From January 1 to March 31, the number of mobile ad impressions InMobi served grew by 18% to 93.4 billion, the company reports.
Mobile ad impressions show how smartphone owners use the mobile web and apps. Smartphone market share tells a story different from mobile ad impressions share. For the three-month period ending February 2012, Android topped smartphone market share at 50.1%, according to web and mobile measurement firm comScore. Apple iOS came in second with 30.2%, BlackBerry 13.4%, Microsoft Windows Phone 3.9%, Symbian 1.5% and other 0.9%.
Yet Apple wins again in mobile ads when InMobi breaks down impressions served to specific devices, highlighting the strength of the Apple brand, InMobi says. Following are the percentages of mobile ad impressions for Q1 2012 for the leading devices: iPhone, 19.7%; iPod Touch, 12.2%; iPad, 4.9%; BlackBerry 8520, 1.9%; and HTC PC36100, which runs Android, 1.8%.
“The mobile ad market is more mature on the Apple iOS platform, so publishers and developers are further along in delivering ads to consumers in that space,” says Anne Frisbie, vice president and managing director for North America at InMobi. “The ad data reports also include impressions for all types of mobile-connected devices, including tablets, iPod Touch devices and others. While Android has a larger smartphone market share than iOS, the iPad dominates tablet market share. All of these factors explain why we served more ad impressions on iOS than Android in spite of the fact that Android smartphone market share is higher.”
More ads are served on smartphones than tablets, InMobi adds.
But new devices could mean a shakeup in the results when InMobi studies mobile ad impressions again in the future.
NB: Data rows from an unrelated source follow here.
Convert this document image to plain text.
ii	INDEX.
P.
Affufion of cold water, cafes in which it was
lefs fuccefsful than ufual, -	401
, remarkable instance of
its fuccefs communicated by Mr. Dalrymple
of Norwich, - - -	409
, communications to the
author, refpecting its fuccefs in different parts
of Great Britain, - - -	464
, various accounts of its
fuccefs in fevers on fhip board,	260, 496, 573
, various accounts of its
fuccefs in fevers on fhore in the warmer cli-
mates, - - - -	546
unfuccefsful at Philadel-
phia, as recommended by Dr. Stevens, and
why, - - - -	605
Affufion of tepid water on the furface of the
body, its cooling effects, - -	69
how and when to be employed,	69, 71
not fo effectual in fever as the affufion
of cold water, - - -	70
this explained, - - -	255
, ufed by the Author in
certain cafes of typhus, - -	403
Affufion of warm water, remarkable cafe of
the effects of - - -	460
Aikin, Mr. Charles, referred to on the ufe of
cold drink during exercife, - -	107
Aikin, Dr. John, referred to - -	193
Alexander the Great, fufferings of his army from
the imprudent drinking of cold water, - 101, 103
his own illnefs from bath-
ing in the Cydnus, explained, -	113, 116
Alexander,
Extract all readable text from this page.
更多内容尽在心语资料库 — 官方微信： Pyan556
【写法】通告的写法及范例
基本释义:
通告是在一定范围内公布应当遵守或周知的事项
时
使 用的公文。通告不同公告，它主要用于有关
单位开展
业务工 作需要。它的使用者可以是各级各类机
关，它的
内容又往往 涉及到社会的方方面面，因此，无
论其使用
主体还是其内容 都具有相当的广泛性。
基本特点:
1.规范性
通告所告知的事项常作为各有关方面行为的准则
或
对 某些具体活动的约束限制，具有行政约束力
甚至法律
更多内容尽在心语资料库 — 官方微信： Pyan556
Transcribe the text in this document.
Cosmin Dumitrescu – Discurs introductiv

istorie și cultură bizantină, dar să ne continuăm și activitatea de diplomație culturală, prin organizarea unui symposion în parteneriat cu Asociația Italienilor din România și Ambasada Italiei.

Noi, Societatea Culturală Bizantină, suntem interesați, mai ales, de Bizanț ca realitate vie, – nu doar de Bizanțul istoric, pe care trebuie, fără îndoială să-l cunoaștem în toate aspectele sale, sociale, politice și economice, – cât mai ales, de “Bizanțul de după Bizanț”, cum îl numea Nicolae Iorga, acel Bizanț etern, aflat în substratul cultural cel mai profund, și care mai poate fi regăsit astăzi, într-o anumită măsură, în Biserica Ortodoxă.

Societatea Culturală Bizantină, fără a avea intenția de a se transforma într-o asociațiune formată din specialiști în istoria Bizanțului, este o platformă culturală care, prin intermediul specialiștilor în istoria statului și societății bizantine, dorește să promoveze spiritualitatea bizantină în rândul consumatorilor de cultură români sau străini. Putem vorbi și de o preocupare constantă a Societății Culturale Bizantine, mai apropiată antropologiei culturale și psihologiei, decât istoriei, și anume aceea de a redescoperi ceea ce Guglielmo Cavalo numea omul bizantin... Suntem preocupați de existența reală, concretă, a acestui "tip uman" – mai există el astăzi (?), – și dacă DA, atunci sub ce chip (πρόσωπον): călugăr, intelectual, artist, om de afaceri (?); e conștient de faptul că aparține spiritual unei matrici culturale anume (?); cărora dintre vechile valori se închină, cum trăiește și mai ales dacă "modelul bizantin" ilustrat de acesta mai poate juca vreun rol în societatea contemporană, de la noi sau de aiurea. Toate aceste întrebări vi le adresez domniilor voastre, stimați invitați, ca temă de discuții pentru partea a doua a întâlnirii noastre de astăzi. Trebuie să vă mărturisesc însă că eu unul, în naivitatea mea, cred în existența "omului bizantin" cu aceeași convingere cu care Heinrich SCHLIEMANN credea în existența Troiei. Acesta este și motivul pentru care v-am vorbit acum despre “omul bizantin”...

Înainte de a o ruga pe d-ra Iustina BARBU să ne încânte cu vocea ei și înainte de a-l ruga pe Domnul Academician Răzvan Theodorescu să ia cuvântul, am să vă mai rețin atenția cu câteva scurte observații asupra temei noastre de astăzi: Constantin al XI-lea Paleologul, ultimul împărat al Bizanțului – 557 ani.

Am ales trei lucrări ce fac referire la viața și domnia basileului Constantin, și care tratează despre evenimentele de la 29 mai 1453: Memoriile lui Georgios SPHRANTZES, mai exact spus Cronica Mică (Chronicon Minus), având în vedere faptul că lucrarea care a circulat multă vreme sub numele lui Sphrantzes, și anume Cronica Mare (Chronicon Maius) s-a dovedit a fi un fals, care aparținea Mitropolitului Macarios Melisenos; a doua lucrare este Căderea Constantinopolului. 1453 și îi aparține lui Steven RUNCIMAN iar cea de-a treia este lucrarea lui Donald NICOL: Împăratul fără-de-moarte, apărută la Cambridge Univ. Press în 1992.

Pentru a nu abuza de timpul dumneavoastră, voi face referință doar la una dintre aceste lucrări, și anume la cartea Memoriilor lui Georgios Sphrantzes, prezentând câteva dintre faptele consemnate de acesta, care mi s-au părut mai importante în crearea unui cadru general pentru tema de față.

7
“The new iPad certainly helped Apple’s overall position,” Frisbie says. “However, we know that fierce competition is created across the operating systems when new devices enter the market, and this time last year Android surpassed iOS globally. We will see further disruption if devices such as the much-anticipated Amazon smartphone and Google tablet hit the U.S. market this year. Momentum surrounding Windows 8 could also change the market significantly.”
Windows Phone 8 is expected later this year. It is the latest update to Microsoft Corp.’s mobile operating system. Some industry observers say if the new operating system is used on enough new smartphones, and if it’s more powerful than its previous incarnations, it could help Windows gain smartphone market share. Windows owns only 3.9% of smartphone market share by operating system, according to comScore.